The veteran actor once again scrapes bottom with his appearance in the execrable Demon Cop/The Curse of Something Bestial (1990). Mitchell appears in wraparound scenes, as a psychiatrist telling a story about what happened to one of his patients who was administered experimental drugs. At no time does Mitchell interact with any other actors in Demon Cop.

For the record, the plot outline is as follows: "When a string of unexplained murders hit Colorado Springs, the police are puzzled and without a clue as to who or what the murderer might be. A German scientist tries to warn the city about the horrifying menace. It is soon discovered that a police officer has contracted a rare blood disease that periodically transforms him into a demonic beast with an insatiable urge to kill. But does this discovery come too late?" Not unlike Frankenstein Island, Demon Cop looks like a homemade video.

In Trapped Alive (1993), a sheriff's deputy, escaped prisoners and two young girls taken hostage find themselves trapped in a mineshaft where a cannibalistic mutant (who looks like a cross between a Neanderthal and Bigfoot) hunts them for food. Mitchell co-stars as the father of one of the captured girls. Trapped Alive is garbage from Action International Pictures, but it does manage to throw in a few genuine scares, due to harrowing scenes of cannibalism and flesh-ripping.

Mitchell's last role on "Jack-O"...

In the early nineties, Fred Olen Ray assembled a small crew and shot a few scenes of Mitchell and horror/ exploitation actor Michael Sonye for a never-meant-to- be project titled Asylum of Horrors. Mitchell played a psychologist who was trying to help Sonye; the mentally tortured patient kills himself instead. For some mysterious reason, all of the film was ruined except for a short roll in which Mitchell looks straight into the camera and introduces a string of horror tales that were to be filmed later. Ray eventually donated this footage to director Steve Latshaw, who used it in Jack-O, released in 1995, a year after Mitchell died.

In Jack-O, Mitchell played Dr. Cadaver, a creepy horror show TV host. He has nothing to do with the rest of the story, in which grave robbers unleash a demon with a jack-o’-lantern head, who sets about searching for a young boy in a small town on Halloween night. Jack-O also features Ray’s leftover footage of a scene with John Carradine, who plays a warlock in this film released seven years after his death in 1988.

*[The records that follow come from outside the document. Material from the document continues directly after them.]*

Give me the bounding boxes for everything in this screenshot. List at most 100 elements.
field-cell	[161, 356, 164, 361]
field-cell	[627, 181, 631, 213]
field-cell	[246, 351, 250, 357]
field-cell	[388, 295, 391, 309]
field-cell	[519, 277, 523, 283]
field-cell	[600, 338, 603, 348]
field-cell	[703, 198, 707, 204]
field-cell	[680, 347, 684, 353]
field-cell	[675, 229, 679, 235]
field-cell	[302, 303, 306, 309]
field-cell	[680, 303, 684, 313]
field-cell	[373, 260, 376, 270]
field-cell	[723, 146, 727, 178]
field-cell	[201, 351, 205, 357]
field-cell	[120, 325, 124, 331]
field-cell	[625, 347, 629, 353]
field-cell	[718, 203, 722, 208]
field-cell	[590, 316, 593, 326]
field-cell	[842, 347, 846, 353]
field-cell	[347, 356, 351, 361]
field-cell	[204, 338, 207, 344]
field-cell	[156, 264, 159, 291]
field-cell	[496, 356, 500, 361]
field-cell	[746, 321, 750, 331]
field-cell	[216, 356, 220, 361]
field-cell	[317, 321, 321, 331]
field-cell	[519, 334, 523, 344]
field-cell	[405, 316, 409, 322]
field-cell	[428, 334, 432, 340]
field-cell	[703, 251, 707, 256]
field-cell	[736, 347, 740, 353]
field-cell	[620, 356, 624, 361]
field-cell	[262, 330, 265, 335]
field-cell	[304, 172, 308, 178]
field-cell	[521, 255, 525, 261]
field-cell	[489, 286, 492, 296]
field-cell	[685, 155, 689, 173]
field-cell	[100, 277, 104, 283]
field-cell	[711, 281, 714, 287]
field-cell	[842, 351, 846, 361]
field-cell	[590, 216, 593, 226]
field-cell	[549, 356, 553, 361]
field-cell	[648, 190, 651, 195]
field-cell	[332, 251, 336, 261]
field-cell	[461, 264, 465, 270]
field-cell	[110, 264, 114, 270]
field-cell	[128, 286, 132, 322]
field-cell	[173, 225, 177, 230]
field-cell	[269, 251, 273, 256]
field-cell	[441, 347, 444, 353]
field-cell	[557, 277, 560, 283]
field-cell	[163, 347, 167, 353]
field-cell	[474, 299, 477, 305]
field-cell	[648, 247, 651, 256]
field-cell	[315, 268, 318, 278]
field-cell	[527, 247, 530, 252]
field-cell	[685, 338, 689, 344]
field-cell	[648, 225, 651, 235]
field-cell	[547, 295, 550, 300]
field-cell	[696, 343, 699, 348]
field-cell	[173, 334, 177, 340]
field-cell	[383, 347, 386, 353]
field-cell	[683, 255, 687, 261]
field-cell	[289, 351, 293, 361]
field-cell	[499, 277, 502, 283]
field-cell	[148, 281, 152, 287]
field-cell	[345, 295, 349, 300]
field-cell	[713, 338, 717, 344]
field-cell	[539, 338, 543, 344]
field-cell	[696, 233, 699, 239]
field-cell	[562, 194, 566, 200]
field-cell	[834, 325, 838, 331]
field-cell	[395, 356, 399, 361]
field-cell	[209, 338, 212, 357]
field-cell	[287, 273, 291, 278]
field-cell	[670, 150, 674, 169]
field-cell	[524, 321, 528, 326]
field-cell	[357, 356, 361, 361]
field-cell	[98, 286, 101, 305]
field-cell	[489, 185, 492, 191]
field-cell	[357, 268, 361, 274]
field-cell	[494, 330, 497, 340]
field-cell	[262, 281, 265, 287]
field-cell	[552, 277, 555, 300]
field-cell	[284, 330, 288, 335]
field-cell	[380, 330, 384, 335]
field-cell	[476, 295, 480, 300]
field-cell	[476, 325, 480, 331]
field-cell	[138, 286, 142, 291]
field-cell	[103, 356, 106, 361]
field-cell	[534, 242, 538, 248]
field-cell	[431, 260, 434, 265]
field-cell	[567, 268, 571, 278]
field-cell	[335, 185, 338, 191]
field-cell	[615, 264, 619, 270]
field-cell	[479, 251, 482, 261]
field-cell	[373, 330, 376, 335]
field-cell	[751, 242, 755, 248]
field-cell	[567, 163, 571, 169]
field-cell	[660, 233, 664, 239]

Cameron Mitchell in happier times...

So Jack-O marks the final screen credit for Cameron Mitchell, the actor who made his mark decades earlier in such film classics as Love Me Or Leave Me and House Of Bamboo (both 1955) and whose fall from grace was long and painful, taking him all the way down to Hollywood’s underbelly of Grade-Z film production houses churning out garbage for the grindhouse circuit.

Mitchell’s fall was interrupted by occasional parts in good movies such as My Favorite Year (1982), in which he was perfectly cast as a funny crime boss who doesn’t enjoy being parodied by a Sid Caesar-like star of early television. Let us remember Mitchell for his better movie roles...especially his suave and sophisticated fashion tycoon in Bava’s horror movie for the ages--Blood And Black Lace.


Thanks, Harv.  Indeed. Cameron Mitchell had a real roller coaster of a film career, initially rising to the dizzying heights with co-starring roles with top film stars in major motion pictures and then slowly but surely falling into steady character actor work-- and then taking the final steep plunge into the very depths of Z-movie purgatory.  It would be nice to say that even his worst low-budget outings at least gave him an outlet to turn in some truly entertaining performances, but, all too often, his work in cheap schlock was as threadbare as the productions themselves.  It's truly a sad fate for a man who was, in the final analysis, a fine if quirky actor.